На второй день портрет вчерне был закончен. Иветта больше не усмехалась – принимала как должное.
– А что? Ничего! – удивилась она. – Правда, ничего! Можешь, можешь... Смотри, как ты меня. Не польстил. Но хорошо, можно даже сказать, красиво...
Это был счастливый миг – чувствовать себя первотворцом.
– Только все это было, – продолжала она, – Ренуар был и Энгр был, и всякие тицианы с рембрандтами. Я уже не говорю о каком-нибудь там Серове или Климте. Что нового вы привнесли в жизнь, дорогой господин художник? Еще одну девицу с неопрятной прической. В этом ваш реализм?
Она шутила, но вдруг ему стало невероятно стыдно за спесь, уверенность, маститость. Кое-как улыбнулся, окинув картину другим, чернящим взглядом:
– Ну, так я же не гений.
– В этой мысли, похоже, и кроется твоя проблема.
Поздно вечером – та же облюбованная ложбинка, с головой укрывавшая от пограничной службы их сладкий грех. Кроме коврика, для пущего комфорта прихватили и хозяйкино одеяло.

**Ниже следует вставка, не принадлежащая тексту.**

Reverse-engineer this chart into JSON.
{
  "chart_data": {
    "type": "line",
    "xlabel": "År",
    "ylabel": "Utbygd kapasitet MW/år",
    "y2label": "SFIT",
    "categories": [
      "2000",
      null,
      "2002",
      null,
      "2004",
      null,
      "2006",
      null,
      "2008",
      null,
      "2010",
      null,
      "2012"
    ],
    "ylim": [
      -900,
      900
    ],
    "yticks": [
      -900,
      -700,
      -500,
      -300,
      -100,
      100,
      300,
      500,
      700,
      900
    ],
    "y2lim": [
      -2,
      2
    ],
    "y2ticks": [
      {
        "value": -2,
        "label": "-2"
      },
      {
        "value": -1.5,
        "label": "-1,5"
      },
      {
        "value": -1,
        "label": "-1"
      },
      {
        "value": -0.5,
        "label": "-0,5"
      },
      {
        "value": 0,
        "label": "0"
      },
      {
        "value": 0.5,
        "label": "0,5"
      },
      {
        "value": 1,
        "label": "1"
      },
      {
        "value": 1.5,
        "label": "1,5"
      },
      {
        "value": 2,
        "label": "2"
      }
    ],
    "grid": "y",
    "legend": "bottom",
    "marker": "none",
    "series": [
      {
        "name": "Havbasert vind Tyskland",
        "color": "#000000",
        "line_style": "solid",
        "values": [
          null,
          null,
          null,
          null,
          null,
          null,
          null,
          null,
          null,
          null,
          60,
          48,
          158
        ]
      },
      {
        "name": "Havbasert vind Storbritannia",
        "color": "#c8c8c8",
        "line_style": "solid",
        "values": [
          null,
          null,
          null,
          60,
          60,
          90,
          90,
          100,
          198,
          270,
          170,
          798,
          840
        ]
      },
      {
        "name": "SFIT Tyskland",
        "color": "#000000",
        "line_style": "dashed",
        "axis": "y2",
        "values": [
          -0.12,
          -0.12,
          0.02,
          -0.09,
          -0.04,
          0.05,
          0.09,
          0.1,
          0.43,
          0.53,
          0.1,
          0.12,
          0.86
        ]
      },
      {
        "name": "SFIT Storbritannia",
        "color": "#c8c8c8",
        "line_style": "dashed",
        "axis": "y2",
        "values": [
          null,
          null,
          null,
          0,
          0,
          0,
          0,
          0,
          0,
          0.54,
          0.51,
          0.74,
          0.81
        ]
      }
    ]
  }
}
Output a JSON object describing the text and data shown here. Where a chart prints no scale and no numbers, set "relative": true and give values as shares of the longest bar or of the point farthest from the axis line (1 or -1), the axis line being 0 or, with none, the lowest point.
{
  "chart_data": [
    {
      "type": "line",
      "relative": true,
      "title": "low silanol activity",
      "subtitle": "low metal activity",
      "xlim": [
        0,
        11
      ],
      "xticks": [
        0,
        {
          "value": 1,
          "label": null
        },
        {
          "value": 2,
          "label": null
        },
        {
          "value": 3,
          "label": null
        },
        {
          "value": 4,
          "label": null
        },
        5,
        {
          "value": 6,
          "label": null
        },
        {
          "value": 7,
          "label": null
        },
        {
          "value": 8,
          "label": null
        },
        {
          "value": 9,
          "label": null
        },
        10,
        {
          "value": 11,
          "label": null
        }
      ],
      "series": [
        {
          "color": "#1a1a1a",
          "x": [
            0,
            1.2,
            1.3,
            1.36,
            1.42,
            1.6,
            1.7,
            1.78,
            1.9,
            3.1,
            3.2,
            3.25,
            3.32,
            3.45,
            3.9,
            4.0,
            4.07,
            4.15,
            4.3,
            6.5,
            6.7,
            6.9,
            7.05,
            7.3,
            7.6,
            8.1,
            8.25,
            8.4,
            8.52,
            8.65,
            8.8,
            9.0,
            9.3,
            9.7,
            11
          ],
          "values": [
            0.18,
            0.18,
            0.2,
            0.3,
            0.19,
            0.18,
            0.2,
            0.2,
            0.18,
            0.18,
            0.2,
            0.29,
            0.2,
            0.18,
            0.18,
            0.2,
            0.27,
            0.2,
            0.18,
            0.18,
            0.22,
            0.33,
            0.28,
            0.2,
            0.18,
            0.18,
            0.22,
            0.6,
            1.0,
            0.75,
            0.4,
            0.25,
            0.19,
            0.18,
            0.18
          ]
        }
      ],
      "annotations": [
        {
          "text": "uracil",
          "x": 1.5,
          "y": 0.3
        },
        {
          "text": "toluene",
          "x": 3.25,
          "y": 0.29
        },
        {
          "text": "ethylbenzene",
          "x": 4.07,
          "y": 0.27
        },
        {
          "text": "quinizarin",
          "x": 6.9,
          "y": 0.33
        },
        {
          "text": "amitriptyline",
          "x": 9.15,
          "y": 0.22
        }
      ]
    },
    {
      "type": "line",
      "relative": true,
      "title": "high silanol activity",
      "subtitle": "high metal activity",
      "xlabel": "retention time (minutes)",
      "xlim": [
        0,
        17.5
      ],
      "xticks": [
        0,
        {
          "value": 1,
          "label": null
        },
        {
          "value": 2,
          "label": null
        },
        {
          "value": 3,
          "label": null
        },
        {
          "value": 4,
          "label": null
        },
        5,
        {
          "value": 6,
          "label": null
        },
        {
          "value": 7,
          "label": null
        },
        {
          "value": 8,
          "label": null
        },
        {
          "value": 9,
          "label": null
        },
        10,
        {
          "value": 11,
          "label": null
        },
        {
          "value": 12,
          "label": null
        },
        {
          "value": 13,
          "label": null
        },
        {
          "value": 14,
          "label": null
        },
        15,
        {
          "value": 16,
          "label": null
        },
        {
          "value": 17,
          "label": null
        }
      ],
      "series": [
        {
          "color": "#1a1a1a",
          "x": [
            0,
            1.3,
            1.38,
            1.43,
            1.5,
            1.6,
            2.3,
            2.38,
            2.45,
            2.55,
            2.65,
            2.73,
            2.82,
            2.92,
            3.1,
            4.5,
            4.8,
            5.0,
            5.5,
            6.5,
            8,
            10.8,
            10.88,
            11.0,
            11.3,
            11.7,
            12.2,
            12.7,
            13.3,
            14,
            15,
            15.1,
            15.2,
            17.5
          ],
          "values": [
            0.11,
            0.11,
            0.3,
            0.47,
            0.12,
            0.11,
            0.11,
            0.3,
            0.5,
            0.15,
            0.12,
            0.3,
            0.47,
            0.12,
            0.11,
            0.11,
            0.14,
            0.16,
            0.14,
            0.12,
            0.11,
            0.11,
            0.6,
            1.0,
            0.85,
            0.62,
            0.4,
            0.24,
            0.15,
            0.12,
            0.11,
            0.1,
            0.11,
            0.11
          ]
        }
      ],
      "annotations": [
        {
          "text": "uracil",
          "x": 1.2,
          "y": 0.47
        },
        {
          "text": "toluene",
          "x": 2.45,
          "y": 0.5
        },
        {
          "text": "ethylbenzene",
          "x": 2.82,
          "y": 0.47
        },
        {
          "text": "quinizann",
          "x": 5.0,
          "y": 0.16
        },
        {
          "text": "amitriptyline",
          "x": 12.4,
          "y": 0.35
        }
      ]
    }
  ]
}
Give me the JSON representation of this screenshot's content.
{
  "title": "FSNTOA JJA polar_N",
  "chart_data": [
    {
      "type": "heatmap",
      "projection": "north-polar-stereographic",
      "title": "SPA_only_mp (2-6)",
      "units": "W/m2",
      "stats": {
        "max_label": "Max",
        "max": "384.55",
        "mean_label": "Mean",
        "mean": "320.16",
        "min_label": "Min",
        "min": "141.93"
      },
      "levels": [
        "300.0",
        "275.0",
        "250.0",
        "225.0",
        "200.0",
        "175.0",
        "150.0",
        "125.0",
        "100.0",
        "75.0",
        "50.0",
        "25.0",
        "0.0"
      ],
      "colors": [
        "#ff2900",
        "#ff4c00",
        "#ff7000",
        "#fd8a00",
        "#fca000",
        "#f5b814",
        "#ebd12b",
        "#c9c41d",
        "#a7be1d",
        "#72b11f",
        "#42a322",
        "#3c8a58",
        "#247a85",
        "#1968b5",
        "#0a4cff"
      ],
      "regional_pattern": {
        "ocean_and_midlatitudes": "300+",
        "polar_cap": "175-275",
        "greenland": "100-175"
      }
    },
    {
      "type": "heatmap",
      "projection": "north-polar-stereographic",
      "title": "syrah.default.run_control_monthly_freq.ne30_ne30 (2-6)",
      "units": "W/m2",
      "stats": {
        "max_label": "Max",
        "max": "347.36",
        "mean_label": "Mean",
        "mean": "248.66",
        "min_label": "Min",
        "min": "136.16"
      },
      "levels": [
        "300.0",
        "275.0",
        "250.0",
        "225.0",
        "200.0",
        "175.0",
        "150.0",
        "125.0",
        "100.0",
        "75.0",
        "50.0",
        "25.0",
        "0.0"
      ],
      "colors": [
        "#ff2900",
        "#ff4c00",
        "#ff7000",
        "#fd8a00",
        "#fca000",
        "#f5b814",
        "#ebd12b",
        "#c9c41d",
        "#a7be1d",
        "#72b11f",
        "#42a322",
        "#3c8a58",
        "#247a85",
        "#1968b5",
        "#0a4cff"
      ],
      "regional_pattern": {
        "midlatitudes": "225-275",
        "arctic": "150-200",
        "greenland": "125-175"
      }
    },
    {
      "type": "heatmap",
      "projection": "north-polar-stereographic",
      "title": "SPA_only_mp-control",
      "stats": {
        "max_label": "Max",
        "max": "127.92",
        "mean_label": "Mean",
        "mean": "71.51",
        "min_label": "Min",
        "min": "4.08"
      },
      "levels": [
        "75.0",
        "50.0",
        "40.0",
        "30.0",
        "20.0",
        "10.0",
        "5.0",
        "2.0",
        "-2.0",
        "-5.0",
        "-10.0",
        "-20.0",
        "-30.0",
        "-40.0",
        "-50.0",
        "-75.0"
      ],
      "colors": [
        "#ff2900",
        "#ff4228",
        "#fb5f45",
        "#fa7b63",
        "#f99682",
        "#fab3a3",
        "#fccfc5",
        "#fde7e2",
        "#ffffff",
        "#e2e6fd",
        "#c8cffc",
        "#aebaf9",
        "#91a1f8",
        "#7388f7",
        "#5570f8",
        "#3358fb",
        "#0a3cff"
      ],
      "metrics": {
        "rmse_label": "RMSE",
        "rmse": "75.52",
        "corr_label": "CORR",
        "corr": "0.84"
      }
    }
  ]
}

– Ты думаешь, я хороший художник?
– Думаю, что ты можешь им стать.
– Ага, значит, я дерьмо.
– Я так не думаю, если тебе, в самом деле, хочется узнать мое мнение... Я думаю, что ты интересный художник.
– А я думаю, что я дерьмо.
– Оставь, это скучно.
– Ну, правда, я не притворяюсь.
– Это лучше, чем вообразить себя гением.
– Сама говорила – уж лучше думать, что ты гений.
– Не знаю. У тебя все максимы – гений, дерьмо, счастье, трагедия. Не мальчик уже. Впрочем, психология говорит, что мужчина до тридцати остается подростком в своих мотивациях.
– Мне больше.
– Вот и я о том же. Пора браться за ум. Кстати, я послезавтра уезжаю. Тебе оставляю Люду. Она просто ждет не дождется заступления на вахту. Говорит, что я тебя недооценила, что я в мужиках не разбираюсь.
– Ты думаешь, что я с тобой просто так?
– Конечно, а как еще?
– И никакой любви?
– Ну, если есть чуток, то спасибо, мне приятно. А вообще достаточно и половой приязни. Ну ладно, не дуйся. Все это слова. Можно сказать так, можно иначе. Мне хорошо с тобой, вот и все. И хорошо, что мы снова сюда пришли. Хочешь, я тебя там поцелую? Обычно я это не делаю...
... Ветер остался выше. Он протекал над головами, качая сухие стебли травы по краям выемки. А здесь была лунка, ниша, – нет – космическая капсула. И они в ней. И только звезды вокруг.
– Господи, даже испугал меня. Все хорошо? Тебе понравилось? Я хочу, чтобы тебе понравилось. Чтобы ты помнил меня. И не смей спать с Людой – я тебе запрещаю. Поклянись!
– Я могу спать только с любимой.
– Ну, опять перебор...
– У меня такое чувство, что все это не сейчас, а тыщу лет назад. Что я вижу все это глазами того, кто жил тогда. Может так быть, а?
– Вполне. Генетическая память и так далее. Вообще, думаю, есть все, что мы хоть однажды помыслили. Вот почему важно мыслить хорошо.
– Я сейчас мыслю очень хорошо.
– Тебе, что, никогда не делали минет?
Утром Кашин подкараулил ее, но удержал только на миг.
– Собираешься?
Он улыбался, стоя перед ней, но колени его дрожали. Лицо ее было ясным, отдохнувшим – только глаза стали больше, ярче и были обведены лиловатой, вызывающей нежность тенью.
– Ага.
В ее руках был таз.
– Если что-нибудь нужно...
Она опустила веки и помотала головой.